So, I had an extra color DMD

March 1, 2018

So, with the swap of a LED-style Color DMD in my Guns N' Roses Pinball machine, that left me with an extra LCD-style Color DMD. That brings me to the love/hate relationship I have with the Avengers LE machine I have.

 

Sometimes, I get caught up in all the Avengers Pinball hate out there, and want to trade it for an Apollo 13, part of a Circus Voltaire, or half of a Pirates of the Caribbean (JJP.) But, with an extra color DMD laying around, I decided to put some more time into the Avengers LE (Number 214 of 250.)

So, it's easier on a Stern than on an older Data East. This is one of the last Sterns with a wooden speaker panel. It has 8 screws holding it on, and it's grounded in two places. Check out that elegantly empty Stern backbox. 

 

You'll note the bottom of the Cointaker Interactive LED Backbox kit that replaces the flourescent light that was stock. These modern machines need more than the flourescent light, and I get angry that those get costed out of the bill of materials. 

 

Remove 8 screws, untape the speaker wires, disconnect two wires, and it's pretty much ready. I screwed in the new one, with the four screws, undid two because I forgot to attach the ground wires. Then it's a software upload of the image files. And, it's done.   

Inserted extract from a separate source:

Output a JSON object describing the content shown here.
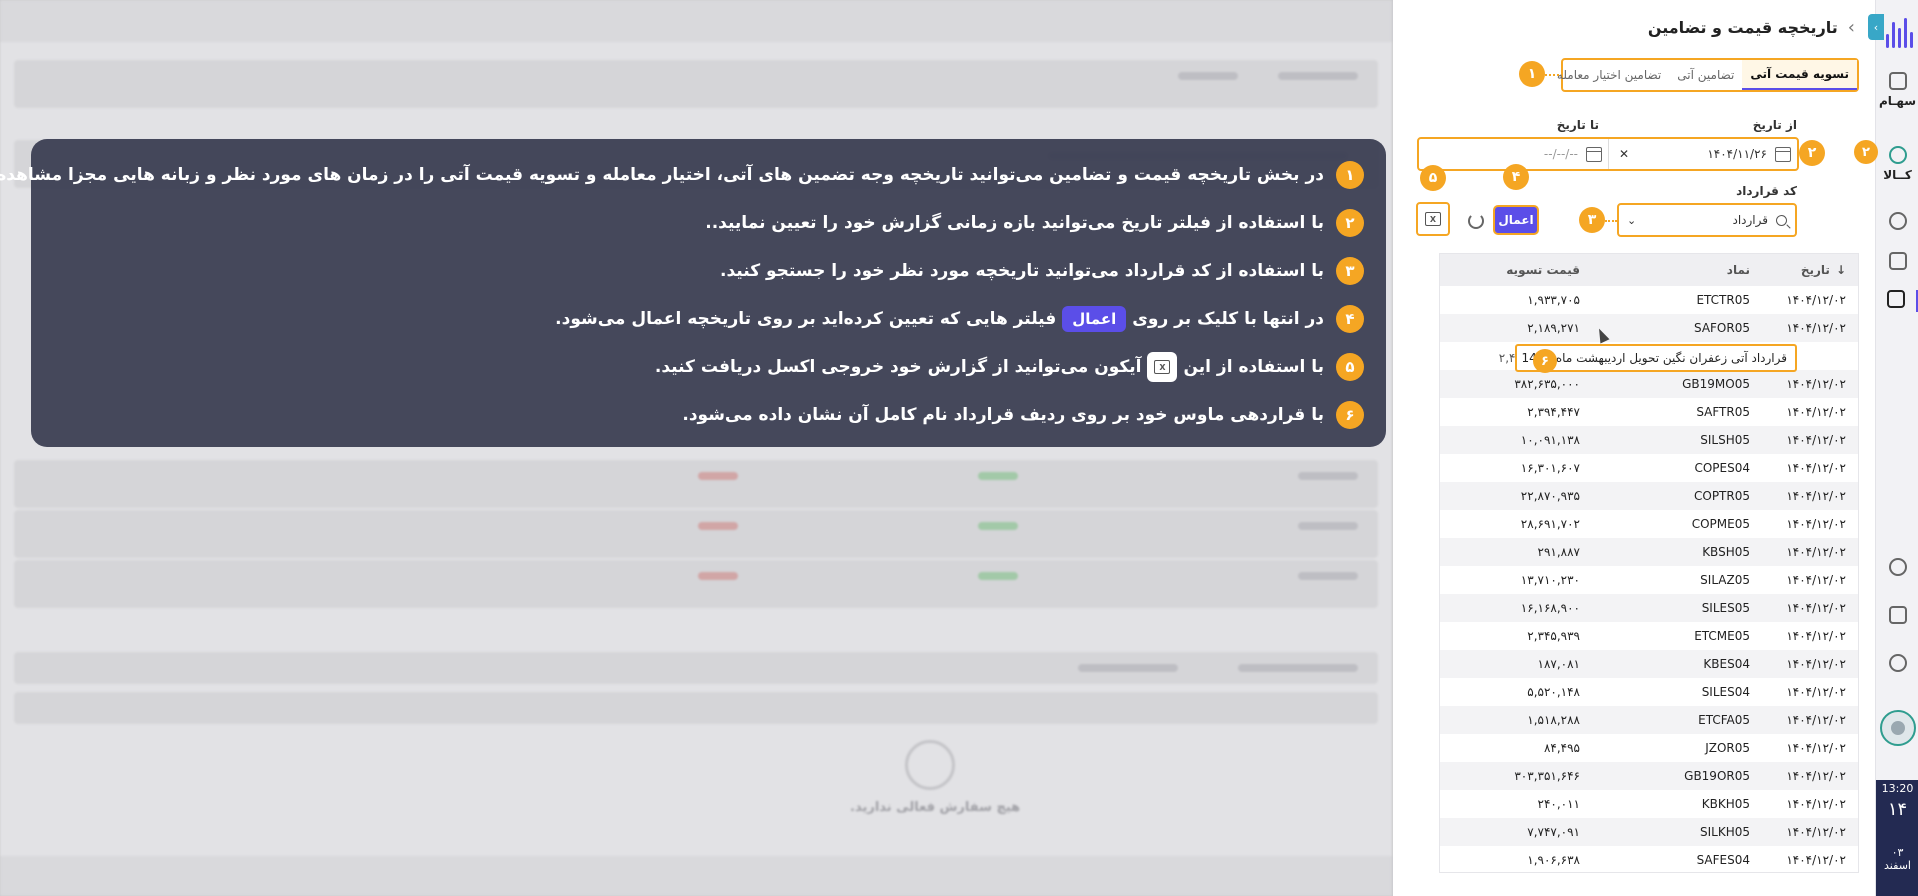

When the display was in my Guns N' Roses machine, I had it set to display in DOTS XL mode, emulating larger round pixel dots reminiscent of the original single color 90's style orange DMDs. I played with some settings, and settled on the Scan setting, which has some scanline artifacts. 

 

Initially, I was worried that putting a color DMD on and the Backbox lighting kit was going to be overkill. I was right, it is. But, I have come to terms with it.

 

If you thought that was overkill. I also invested 45 minutes of my life struggling to replace something dumb for no real reason. I replaced the factory supplied yellow coin slot inserts with a pair of  these blue ones from Pinball Life.

 

If you've ever repaired or messed with a pinball machine, you'll know that dumb things pop up. In this case, two of the screw holding in the coin door were overtightened at the factory. So, I could not get in with my nut driver. I couldn't get at it with a socket either, because there was not enough clearance. Needle nose pliers didn't work either, and I didn't want to scratch anything.

 

So, I had to make sure the tough screw was last, and sort of twist the coin slot from the front bezel. Once I got a quarter of a turn, I moved it enough so I could access it with a socket. While I was at it, I replaced the bulbs with LEDs. Does it look cooler? Yes. Will anyone notice? Probably not.

 

But, I work in Product Marketing Management for my career, and it adds to the machine's soul in a subtle way. It matches where a mismatch would not be noticed by most people. But, I like it better this way, because when the eye of a connoisseur notices, that makes my day.